Olivier Voisin est mort le dimanche 24 février 2013. Après avoir été blessé à la tête et au bras par un éclat d’obus à Alep, en Syrie, le photographe français a subi une opération à l’hôpital international d’Antakya, en Turquie. Il n’a pas survécu.
Selon Reporters Sans Frontières, Olivier Voisin est le 23e journaliste tué en Syrie, depuis le début du conflit en mars 2011.
Je me souviens particulièrement d’une journaliste avant lui : Marie Colvin du Sunday Times, morte en Syrie le 22 février 2012. Elle a reçu les hommages de toute la profession. Elle a été qualifiée de « journaliste intrépide » qui avait de l’« empathie envers les femmes et les enfants touchés par les guerres ».
J’ai en mémoire une photo de la journaliste américaine. Cette posture qui me laisse deviner sa force et son courage ; son cache-œil qu’elle portait depuis 2001 après avoir été blessée par un éclat de grenade au Sri Lanka – un autre signe d’abnégation.
Je me demande souvent qu’est-ce qui pousse un journaliste à se mettre dans des situations risquées. Mis à part les journalistes de terrain, quelques lignes critiquant un gouvernement, un système, une organisation peuvent coûter cher.
Pour Marie Colvin c’est une « mission ». Dans son e-mail à une amie, Olivier Voisin parle d’ « adrénaline ». Le journaliste d’investigation Anas Aremeyaw Anas, lui, prend des risques en infiltrant des milieux mafieux pour dénoncer les injustices.

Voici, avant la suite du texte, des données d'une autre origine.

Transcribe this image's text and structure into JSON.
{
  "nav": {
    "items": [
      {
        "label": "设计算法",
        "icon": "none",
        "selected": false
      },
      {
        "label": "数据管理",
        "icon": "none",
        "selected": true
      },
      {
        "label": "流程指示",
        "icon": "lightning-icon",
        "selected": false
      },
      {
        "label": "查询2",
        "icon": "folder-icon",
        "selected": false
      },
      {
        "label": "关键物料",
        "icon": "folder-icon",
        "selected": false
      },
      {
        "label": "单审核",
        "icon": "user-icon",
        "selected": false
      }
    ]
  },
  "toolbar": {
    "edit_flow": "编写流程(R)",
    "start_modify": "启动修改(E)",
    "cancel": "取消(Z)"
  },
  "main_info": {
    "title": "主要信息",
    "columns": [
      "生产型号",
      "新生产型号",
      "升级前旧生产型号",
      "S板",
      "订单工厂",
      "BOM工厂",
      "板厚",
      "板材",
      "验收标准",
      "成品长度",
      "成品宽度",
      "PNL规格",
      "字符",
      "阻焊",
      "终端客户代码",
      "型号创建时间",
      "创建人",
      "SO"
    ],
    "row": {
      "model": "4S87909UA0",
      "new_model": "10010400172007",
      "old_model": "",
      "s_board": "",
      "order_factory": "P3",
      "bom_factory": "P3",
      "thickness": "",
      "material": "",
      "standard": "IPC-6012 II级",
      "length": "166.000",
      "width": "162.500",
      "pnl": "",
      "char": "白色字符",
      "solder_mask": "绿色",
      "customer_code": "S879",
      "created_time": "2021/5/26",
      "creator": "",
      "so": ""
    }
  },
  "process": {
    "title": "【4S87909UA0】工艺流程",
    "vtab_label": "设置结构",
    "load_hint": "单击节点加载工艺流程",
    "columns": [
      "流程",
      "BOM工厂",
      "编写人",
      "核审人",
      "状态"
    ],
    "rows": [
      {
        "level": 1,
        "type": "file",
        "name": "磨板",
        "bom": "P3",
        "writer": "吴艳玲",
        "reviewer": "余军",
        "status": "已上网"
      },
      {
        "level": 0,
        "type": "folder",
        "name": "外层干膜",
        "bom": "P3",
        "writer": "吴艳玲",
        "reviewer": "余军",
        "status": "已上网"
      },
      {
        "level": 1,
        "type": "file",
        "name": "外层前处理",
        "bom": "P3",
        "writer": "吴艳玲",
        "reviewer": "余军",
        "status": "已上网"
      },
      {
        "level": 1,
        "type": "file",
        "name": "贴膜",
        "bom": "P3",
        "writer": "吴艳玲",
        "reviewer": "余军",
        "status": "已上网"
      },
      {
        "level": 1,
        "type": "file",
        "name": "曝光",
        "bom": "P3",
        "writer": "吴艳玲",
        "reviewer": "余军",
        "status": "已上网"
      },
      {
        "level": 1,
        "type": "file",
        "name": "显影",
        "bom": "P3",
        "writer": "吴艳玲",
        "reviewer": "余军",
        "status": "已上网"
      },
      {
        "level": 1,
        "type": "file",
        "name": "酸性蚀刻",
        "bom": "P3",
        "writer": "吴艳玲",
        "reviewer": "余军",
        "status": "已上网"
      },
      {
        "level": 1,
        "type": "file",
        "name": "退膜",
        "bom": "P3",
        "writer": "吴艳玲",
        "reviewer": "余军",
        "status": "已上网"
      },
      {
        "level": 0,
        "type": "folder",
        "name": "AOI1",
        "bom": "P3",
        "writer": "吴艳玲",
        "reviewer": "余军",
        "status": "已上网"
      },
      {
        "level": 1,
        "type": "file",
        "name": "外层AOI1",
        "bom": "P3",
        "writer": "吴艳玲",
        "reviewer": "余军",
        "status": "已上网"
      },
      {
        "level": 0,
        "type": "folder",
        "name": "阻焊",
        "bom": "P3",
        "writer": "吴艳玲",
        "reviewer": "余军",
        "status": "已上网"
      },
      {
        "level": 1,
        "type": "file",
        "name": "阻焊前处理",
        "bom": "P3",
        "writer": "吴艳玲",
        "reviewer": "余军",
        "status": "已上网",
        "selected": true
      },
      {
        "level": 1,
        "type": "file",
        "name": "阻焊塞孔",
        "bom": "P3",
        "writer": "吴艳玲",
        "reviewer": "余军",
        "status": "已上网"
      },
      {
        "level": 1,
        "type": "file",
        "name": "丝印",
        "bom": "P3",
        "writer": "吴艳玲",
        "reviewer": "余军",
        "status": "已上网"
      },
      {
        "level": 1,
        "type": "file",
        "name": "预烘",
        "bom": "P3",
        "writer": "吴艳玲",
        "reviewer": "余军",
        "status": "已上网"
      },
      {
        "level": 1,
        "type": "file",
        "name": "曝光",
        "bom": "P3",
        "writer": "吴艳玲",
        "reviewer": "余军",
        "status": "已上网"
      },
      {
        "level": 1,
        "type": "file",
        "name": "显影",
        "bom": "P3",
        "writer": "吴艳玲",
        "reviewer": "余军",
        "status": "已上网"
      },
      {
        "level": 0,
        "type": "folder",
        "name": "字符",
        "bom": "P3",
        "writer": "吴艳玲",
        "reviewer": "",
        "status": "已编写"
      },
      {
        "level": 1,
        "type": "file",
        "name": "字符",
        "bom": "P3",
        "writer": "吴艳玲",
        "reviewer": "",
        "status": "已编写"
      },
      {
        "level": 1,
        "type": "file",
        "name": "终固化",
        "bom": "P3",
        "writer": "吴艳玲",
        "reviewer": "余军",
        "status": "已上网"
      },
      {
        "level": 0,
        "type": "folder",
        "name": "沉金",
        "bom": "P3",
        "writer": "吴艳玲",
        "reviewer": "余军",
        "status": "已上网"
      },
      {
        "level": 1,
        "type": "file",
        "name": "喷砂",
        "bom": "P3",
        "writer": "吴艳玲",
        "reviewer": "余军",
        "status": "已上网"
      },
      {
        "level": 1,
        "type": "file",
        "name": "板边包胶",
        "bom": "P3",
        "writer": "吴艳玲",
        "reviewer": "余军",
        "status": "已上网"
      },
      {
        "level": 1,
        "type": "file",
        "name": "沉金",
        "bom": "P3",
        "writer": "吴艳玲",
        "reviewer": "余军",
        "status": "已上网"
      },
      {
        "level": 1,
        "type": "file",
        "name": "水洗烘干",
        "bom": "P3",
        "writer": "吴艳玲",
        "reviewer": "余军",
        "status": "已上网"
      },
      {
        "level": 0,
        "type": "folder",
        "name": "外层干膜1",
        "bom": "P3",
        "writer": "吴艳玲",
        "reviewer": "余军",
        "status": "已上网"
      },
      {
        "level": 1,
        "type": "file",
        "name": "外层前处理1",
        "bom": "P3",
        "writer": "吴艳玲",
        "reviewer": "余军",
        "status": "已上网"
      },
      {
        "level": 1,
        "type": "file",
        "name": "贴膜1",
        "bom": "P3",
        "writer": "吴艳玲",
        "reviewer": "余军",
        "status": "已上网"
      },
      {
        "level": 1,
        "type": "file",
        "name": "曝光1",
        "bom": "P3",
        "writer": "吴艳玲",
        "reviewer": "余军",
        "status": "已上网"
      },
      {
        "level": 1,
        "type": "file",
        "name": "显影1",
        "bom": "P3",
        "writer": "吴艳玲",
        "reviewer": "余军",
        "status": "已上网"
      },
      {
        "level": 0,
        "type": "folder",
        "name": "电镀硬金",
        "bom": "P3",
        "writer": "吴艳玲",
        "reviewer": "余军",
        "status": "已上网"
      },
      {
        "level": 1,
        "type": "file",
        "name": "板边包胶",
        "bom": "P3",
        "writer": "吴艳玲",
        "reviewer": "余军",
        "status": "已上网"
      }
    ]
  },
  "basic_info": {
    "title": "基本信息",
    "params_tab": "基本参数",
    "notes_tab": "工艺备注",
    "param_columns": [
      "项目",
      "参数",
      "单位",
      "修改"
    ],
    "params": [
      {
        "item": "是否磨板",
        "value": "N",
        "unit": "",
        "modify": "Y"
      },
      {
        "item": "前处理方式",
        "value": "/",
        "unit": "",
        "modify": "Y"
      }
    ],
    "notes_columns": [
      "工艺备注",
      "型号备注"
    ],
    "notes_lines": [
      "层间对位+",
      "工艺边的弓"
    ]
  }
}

Je m’interroge : serais-je assez courageux pour affronter des tels risques ? Ça me rappelle une archive de mai 1982 : Jean-Luc Godard interviewé par Philippe Labro au journal télévisé d’Antenne2. Le cinéaste suisse commentant le traitement de l’information à la télévision piège Philippe Labro en lui demandant s’il voudrait être correspondant en Argentine pendant la guerre des Malouines. Le présentateur s’en sort en disant qu’il a eu sa « dose de guerres ».
https://www.youtube.com/watch?v=6hEfQq1GVEc
Pendant les quelques mois que j’ai réellement exercé le métier de journaliste, je me suis senti menacé (le mot est fort pour la banalité de l’événement) qu’une fois. C’était lorsque les élèves d’une école du sud-est de l’île Maurice avaient été intoxiqués. Les parents affolés sur place, voulaient des explications, cherchaient un coupable. J’ai tenté de poser des questions à l’un d’eux. Il a réagi brutalement quand il a su pour quel journal je travaillais.
J’avais 18 ans, c’était la deuxième fois que je mettais le nez hors de la salle de rédaction depuis le début de mon stage. J’avais été aussi impressionné que stimulé par ce comportement. Le photographe qui m’accompagnait m’a demandé de ne plus m’approcher de lui pour que les parents ne sachent qu’on était ensemble. C’est une autre forme de courage.
Quand je suis devant mon clavier pour commenter l’actualité ou pour raconter une anecdote, je me sens petit face à ces courageux journalistes qui vont sur des terrains minés. C’est surtout de l’admiration. Je me demande ce qu’un blogueur peut apporter dans tout ça. Marie Colvin replace les choses : « à l’époque de l’info 24 sur 24, de Twitter et des blogs (…) le reportage de guerre revient au fond toujours à ce même point : quelqu’un doit y aller et voir ce qui se passe ».
Et quand je lis des billets sur le passage de Haruna à Tuléar, la répression au Togo ou les conditions de vie difficiles à Yaoundé, je réalise que les blogueurs apportent une contribution à l’information. Avec humour, ironie ou gravité. En tout cas avec une liberté de ton, nous avons notre rôle à jouer.